Personal information
- Born:: October 28, 1987 (age 37) Emporia, Virginia, U.S.
- Height:: 6 ft 3 in (1.91 m)
- Weight:: 289 lb (131 kg)

Career information
- High school:: Brunswick (Lawrenceville, Virginia)
- College:: North Carolina
- NFL draft:: 2010: 4th round, 127th pick

Career history
- Seattle Seahawks (2010); Tampa Bay Buccaneers (2010–2011);

Career NFL statistics
- Total tackles:: 1
- Stats at Pro Football Reference

= E. J. Wilson =

American football player (born 1987)

Earl Wilson Jr. (born October 28, 1987) is an American former professional football player who was a defensive end in the National Football League (NFL). He played college football for the North Carolina Tar Heels and was selected by the Seattle Seahawks in the fourth round of the 2010 NFL draft.

==Professional career==
===Seattle Seahawks===
Wilson was selected in the fourth round of the 2010 NFL draft by the Seattle Seahawks. He was signed to a four-year contract on June 17, 2010. He was cut on November 23, 2010 after posting one tackle in two games.

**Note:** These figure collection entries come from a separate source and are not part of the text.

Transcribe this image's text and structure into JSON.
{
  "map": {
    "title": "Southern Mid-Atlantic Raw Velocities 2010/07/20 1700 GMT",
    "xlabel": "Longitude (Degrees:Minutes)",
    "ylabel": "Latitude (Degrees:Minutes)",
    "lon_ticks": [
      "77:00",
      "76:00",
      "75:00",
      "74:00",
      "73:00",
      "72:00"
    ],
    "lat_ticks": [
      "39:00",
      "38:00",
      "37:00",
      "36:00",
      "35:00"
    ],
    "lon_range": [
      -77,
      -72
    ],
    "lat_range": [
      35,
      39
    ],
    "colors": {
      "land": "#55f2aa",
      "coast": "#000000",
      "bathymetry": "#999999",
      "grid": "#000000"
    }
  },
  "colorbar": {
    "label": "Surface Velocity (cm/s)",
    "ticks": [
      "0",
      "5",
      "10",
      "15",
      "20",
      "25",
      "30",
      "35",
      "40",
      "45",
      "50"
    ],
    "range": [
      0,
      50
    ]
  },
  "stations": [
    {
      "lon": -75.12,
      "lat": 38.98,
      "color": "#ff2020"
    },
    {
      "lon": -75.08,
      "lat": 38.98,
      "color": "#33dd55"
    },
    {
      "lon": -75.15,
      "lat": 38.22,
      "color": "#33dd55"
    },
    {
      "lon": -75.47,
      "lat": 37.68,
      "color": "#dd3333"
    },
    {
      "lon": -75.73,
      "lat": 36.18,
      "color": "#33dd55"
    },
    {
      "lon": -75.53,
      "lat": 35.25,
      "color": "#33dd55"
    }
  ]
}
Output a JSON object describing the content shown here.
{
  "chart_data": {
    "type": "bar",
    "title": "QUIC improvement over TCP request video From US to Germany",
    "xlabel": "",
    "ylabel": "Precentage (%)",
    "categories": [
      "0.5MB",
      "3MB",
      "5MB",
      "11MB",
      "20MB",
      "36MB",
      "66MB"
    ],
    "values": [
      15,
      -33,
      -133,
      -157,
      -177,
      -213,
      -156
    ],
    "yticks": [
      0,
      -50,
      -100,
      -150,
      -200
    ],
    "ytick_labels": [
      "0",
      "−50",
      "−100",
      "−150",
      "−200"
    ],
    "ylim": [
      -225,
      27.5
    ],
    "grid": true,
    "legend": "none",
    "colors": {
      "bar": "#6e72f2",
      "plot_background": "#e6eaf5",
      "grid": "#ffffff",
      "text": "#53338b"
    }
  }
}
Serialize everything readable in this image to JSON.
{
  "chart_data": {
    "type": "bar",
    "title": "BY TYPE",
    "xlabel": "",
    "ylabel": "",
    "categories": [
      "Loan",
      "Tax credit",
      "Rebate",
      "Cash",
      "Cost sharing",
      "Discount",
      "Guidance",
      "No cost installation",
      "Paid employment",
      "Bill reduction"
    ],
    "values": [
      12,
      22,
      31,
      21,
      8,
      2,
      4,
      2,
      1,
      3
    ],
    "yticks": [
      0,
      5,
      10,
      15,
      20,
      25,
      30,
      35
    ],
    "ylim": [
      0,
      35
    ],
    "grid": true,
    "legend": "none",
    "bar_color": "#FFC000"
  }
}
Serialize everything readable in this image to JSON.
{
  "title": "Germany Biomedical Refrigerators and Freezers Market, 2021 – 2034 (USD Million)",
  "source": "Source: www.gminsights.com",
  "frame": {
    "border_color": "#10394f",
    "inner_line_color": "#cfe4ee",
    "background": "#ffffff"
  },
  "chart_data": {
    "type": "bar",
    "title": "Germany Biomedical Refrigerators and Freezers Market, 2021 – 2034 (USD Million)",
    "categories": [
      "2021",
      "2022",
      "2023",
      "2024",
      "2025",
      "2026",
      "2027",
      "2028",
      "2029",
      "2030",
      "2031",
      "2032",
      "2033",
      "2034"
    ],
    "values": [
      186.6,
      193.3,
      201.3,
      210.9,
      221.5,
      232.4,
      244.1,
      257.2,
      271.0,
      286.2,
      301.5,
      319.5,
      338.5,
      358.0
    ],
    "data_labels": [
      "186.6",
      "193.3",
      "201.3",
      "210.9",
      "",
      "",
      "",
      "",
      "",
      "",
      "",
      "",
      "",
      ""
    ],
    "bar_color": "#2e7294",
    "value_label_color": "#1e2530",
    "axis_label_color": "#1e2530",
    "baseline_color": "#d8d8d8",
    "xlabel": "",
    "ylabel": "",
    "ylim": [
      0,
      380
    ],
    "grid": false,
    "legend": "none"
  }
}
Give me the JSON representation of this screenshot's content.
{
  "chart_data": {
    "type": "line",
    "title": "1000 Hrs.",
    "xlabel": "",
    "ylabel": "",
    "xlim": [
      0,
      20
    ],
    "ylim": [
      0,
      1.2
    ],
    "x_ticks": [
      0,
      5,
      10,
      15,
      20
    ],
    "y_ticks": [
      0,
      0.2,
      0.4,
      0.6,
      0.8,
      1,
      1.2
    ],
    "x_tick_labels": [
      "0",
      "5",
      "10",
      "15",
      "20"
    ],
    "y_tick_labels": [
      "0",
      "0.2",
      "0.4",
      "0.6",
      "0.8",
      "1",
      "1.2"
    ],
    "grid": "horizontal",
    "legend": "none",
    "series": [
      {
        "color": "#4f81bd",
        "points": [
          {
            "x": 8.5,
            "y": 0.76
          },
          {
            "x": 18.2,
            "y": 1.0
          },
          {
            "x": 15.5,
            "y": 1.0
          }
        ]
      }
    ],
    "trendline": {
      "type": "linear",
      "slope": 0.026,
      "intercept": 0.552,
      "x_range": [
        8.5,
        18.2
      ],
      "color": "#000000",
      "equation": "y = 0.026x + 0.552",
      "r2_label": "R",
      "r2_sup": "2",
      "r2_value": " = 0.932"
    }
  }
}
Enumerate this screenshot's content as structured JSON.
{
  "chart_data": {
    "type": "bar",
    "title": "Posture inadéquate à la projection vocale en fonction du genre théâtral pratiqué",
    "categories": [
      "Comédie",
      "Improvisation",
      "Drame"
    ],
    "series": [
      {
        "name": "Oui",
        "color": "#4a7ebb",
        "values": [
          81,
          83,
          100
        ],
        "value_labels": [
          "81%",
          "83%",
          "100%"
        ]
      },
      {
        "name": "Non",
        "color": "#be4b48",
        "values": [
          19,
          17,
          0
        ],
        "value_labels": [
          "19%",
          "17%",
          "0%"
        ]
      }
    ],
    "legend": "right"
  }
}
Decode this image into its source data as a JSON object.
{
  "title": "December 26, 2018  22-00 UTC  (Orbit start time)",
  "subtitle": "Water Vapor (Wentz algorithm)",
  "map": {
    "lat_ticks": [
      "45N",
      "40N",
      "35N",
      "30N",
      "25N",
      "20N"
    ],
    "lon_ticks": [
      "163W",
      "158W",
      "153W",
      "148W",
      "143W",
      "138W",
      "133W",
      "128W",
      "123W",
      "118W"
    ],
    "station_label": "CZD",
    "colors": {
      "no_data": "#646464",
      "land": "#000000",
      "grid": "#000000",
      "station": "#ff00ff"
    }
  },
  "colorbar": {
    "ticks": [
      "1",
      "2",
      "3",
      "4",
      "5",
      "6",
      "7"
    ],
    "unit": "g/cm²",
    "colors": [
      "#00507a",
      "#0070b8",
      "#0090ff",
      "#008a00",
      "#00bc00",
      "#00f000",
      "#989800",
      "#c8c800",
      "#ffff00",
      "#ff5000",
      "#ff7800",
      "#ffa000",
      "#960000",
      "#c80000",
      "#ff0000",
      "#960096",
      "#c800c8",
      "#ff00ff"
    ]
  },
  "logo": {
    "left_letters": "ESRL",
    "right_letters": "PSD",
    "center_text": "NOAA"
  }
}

===Tampa Bay Buccaneers===
Wilson signed with the Tampa Bay Buccaneers for the 2011 NFL Training Camp. During the second preseason game, Wilson was injured after rupturing his Achilles tendon. He was ruled out for the season and was placed on Injured Reserve for the 2011 NFL Season. After being cut in 2012, Wilson retired, in part due to his treatment under new head coach Greg Schiano.